The Maison du Chamarier, also known as Hôtel d'Estaing, is a house at 37 rue Saint-Jean in the 5th arrondissement of Lyon, at the corner of Rue de la Bombarde. It was built in 1498 but the ancient ruins are from the thirteenth century. From Latin cameriarus, the word "Chamarier" means the superintendent of the finances of the bishop of the Lyon Cathedral. He also owns the keys to the gates of the enclosure canonical. From the fifteenth century, he gathered the taxes collected during the fairs.

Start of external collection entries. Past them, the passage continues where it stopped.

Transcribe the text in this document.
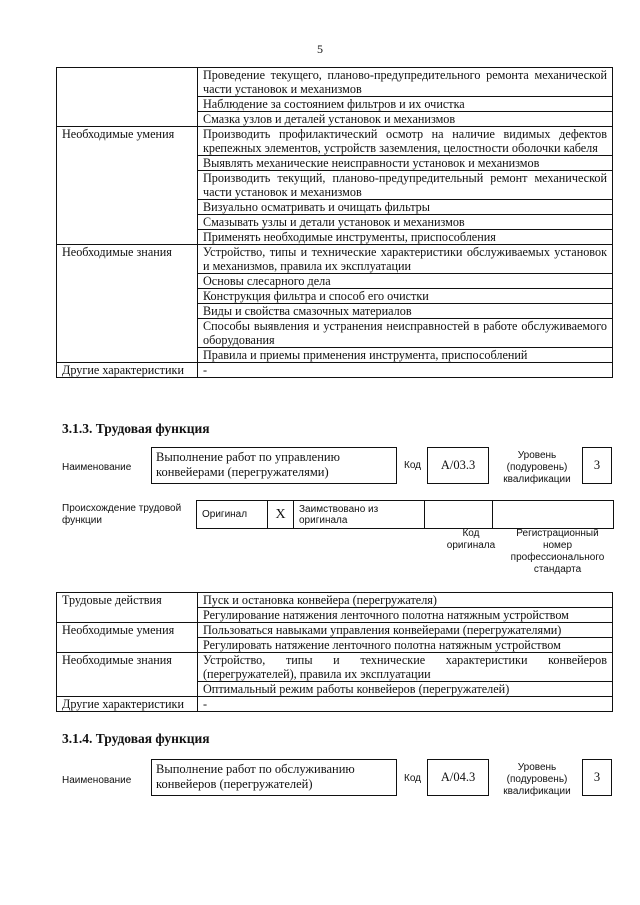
5
	Проведение текущего, планово-предупредительного ремонта механической части установок и механизмов
	Наблюдение за состоянием фильтров и их очистка
	Смазка узлов и деталей установок и механизмов
Необходимые умения	Производить профилактический осмотр на наличие видимых дефектов крепежных элементов, устройств заземления, целостности оболочки кабеля
	Выявлять механические неисправности установок и механизмов
	Производить текущий, планово-предупредительный ремонт механической части установок и механизмов
	Визуально осматривать и очищать фильтры
	Смазывать узлы и детали установок и механизмов
	Применять необходимые инструменты, приспособления
Необходимые знания	Устройство, типы и технические характеристики обслуживаемых установок и механизмов, правила их эксплуатации
	Основы слесарного дела
	Конструкция фильтра и способ его очистки
	Виды и свойства смазочных материалов
	Способы выявления и устранения неисправностей в работе обслуживаемого оборудования
	Правила и приемы применения инструмента, приспособлений
Другие характеристики	-
3.1.3. Трудовая функция
Наименование
Выполнение работ по управлению конвейерами (перегружателями)	Код	A/03.3
Уровень (подуровень) квалификации
3
Происхождение трудовой функции
Оригинал	X	Заимствовано из оригинала		
Код оригинала
Регистрационный номер профессионального стандарта
Трудовые действия	Пуск и остановка конвейера (перегружателя)
	Регулирование натяжения ленточного полотна натяжным устройством
Необходимые умения	Пользоваться навыками управления конвейерами (перегружателями)
	Регулировать натяжение ленточного полотна натяжным устройством
Необходимые знания	Устройство, типы и технические характеристики конвейеров (перегружателей), правила их эксплуатации
	Оптимальный режим работы конвейеров (перегружателей)
Другие характеристики	-
3.1.4. Трудовая функция
Наименование
Выполнение работ по обслуживанию конвейеров (перегружателей)	Код	A/04.3
Уровень (подуровень) квалификации
3
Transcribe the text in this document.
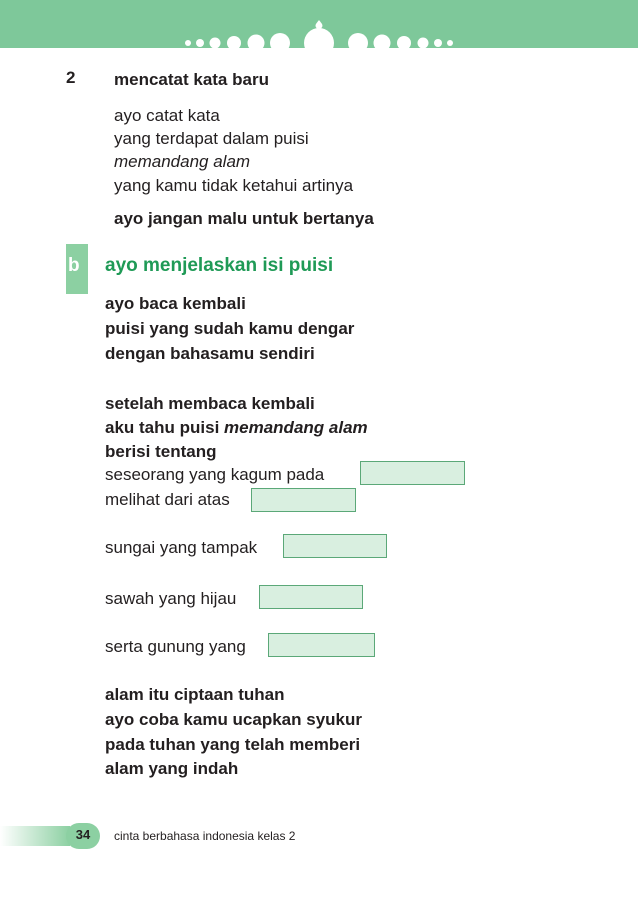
2 mencatat kata baru
ayo catat kata
yang terdapat dalam puisi
memandang alam
yang kamu tidak ketahui artinya
ayo jangan malu untuk bertanya
b ayo menjelaskan isi puisi
ayo baca kembali
puisi yang sudah kamu dengar
dengan bahasamu sendiri
setelah membaca kembali
aku tahu puisi memandang alam
berisi tentang
seseorang yang kagum pada
melihat dari atas
sungai yang tampak
sawah yang hijau
serta gunung yang
alam itu ciptaan tuhan
ayo coba kamu ucapkan syukur
pada tuhan yang telah memberi
alam yang indah
34	cinta berbahasa indonesia kelas 2
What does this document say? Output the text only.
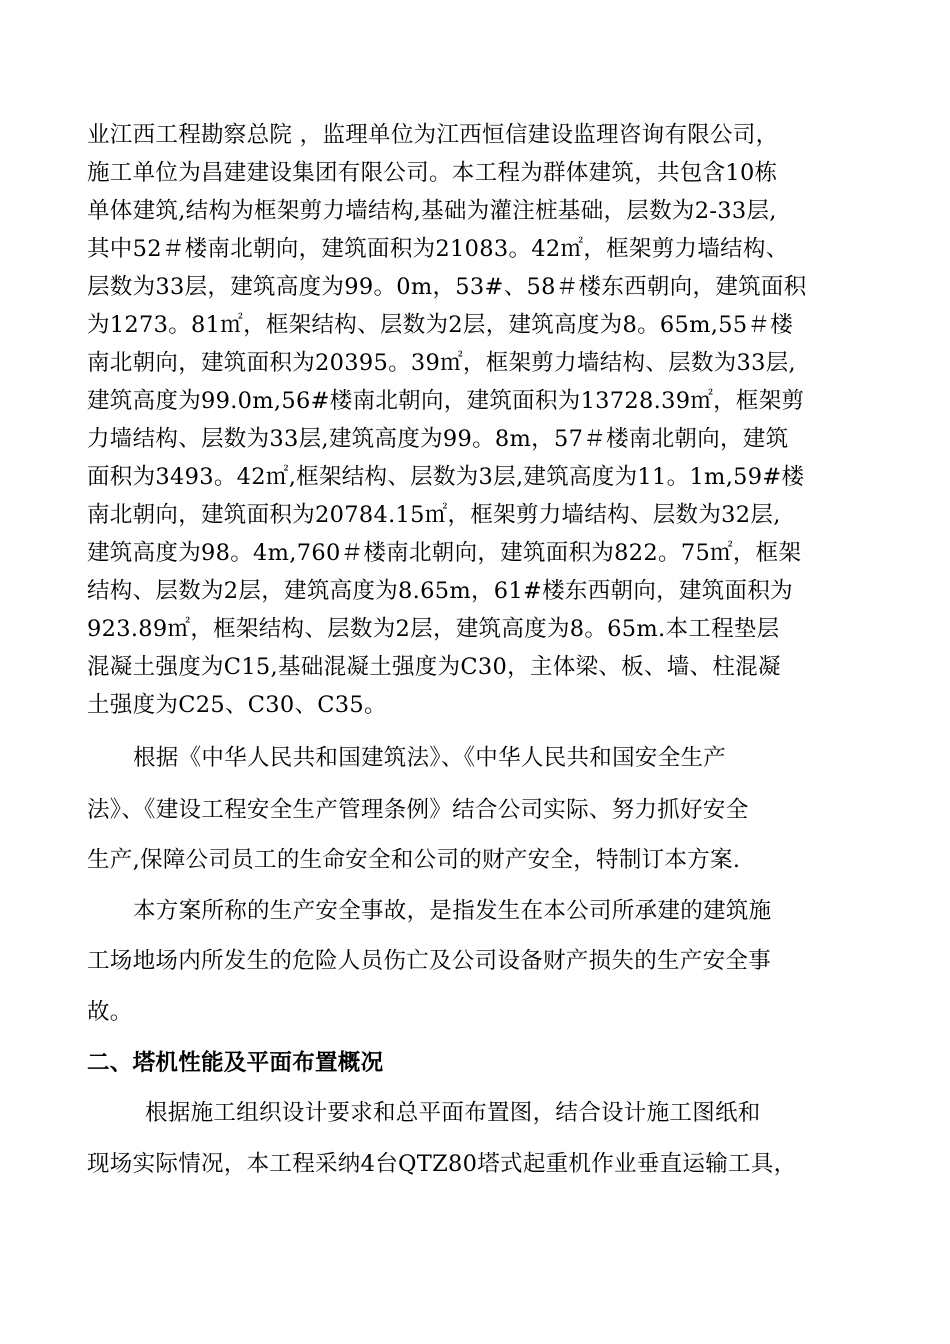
业江西工程勘察总院 ，监理单位为江西恒信建设监理咨询有限公司，
施工单位为昌建建设集团有限公司。本工程为群体建筑，共包含10栋
单体建筑,结构为框架剪力墙结构,基础为灌注桩基础，层数为2-33层,
其中52＃楼南北朝向，建筑面积为21083。42㎡，框架剪力墙结构、
层数为33层，建筑高度为99。0m，53#、58＃楼东西朝向，建筑面积
为1273。81㎡，框架结构、层数为2层，建筑高度为8。65m,55＃楼
南北朝向，建筑面积为20395。39㎡，框架剪力墙结构、层数为33层,
建筑高度为99.0m,56#楼南北朝向，建筑面积为13728.39㎡，框架剪
力墙结构、层数为33层,建筑高度为99。8m，57＃楼南北朝向，建筑
面积为3493。42㎡,框架结构、层数为3层,建筑高度为11。1m,59#楼
南北朝向，建筑面积为20784.15㎡，框架剪力墙结构、层数为32层,
建筑高度为98。4m,760＃楼南北朝向，建筑面积为822。75㎡，框架
结构、层数为2层，建筑高度为8.65m，61#楼东西朝向，建筑面积为
923.89㎡，框架结构、层数为2层，建筑高度为8。65m.本工程垫层
混凝土强度为C15,基础混凝土强度为C30，主体梁、板、墙、柱混凝
土强度为C25、C30、C35。
根据《中华人民共和国建筑法》、《中华人民共和国安全生产
法》、《建设工程安全生产管理条例》结合公司实际、努力抓好安全
生产,保障公司员工的生命安全和公司的财产安全，特制订本方案.
本方案所称的生产安全事故，是指发生在本公司所承建的建筑施
工场地场内所发生的危险人员伤亡及公司设备财产损失的生产安全事
故。
二、塔机性能及平面布置概况
根据施工组织设计要求和总平面布置图，结合设计施工图纸和
现场实际情况，本工程采纳4台QTZ80塔式起重机作业垂直运输工具，
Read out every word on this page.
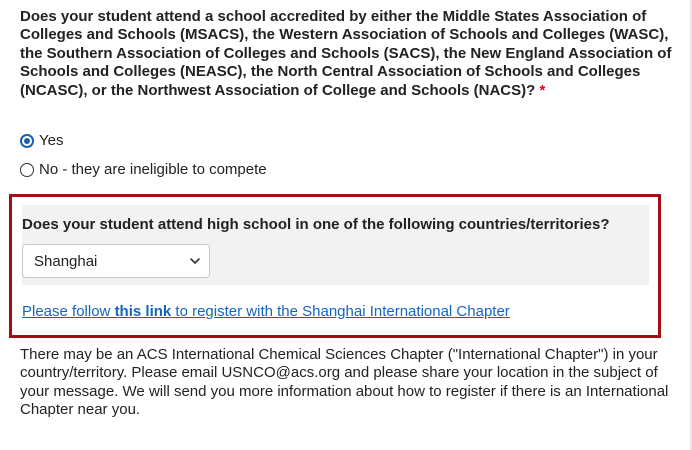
Does your student attend a school accredited by either the Middle States Association of Colleges and Schools (MSACS), the Western Association of Schools and Colleges (WASC), the Southern Association of Colleges and Schools (SACS), the New England Association of Schools and Colleges (NEASC), the North Central Association of Schools and Colleges (NCASC), or the Northwest Association of College and Schools (NACS)? *
Yes
No - they are ineligible to compete
Does your student attend high school in one of the following countries/territories?
Shanghai
Please follow this link to register with the Shanghai International Chapter
There may be an ACS International Chemical Sciences Chapter ("International Chapter") in your country/territory. Please email USNCO@acs.org and please share your location in the subject of your message. We will send you more information about how to register if there is an International Chapter near you.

==History and architecture==
In the thirteenth century, the first house was built inside the cloister of St. John, just on the wall built during the episcopate of Guichard de Pontigny between 1165 and 1180. Redesigned in the fourteenth - fifteenth centuries, this building was rebuilt in the sixteenth century by François d'Estaing. The wells in the yard is attributed to Philibert de L'Orme. The Marquise de Sévigné lived here when she was in Lyon.

In the nineteenth century, the house was converted into apartments. As all of Saint Jean quarter, it starts to deteriorate gradually. On 15 September 1943, the building was classified monument historique. It has subsequently been renovated under the leadership of the association "Renaissance du Vieux Lyon" and after the decision of Denis Trouxe, then deputy mayor under the tenure of Mayor Raymond Barre.

It was the first Renaissance styled home of the quarter. The Gothic styled spiral staircase has a large size and ornamentation. The entrance to the tower where the stairway is part, is surmounted by a canopy adorned with a pinnacle turrets similar to those entries of Gothic churches.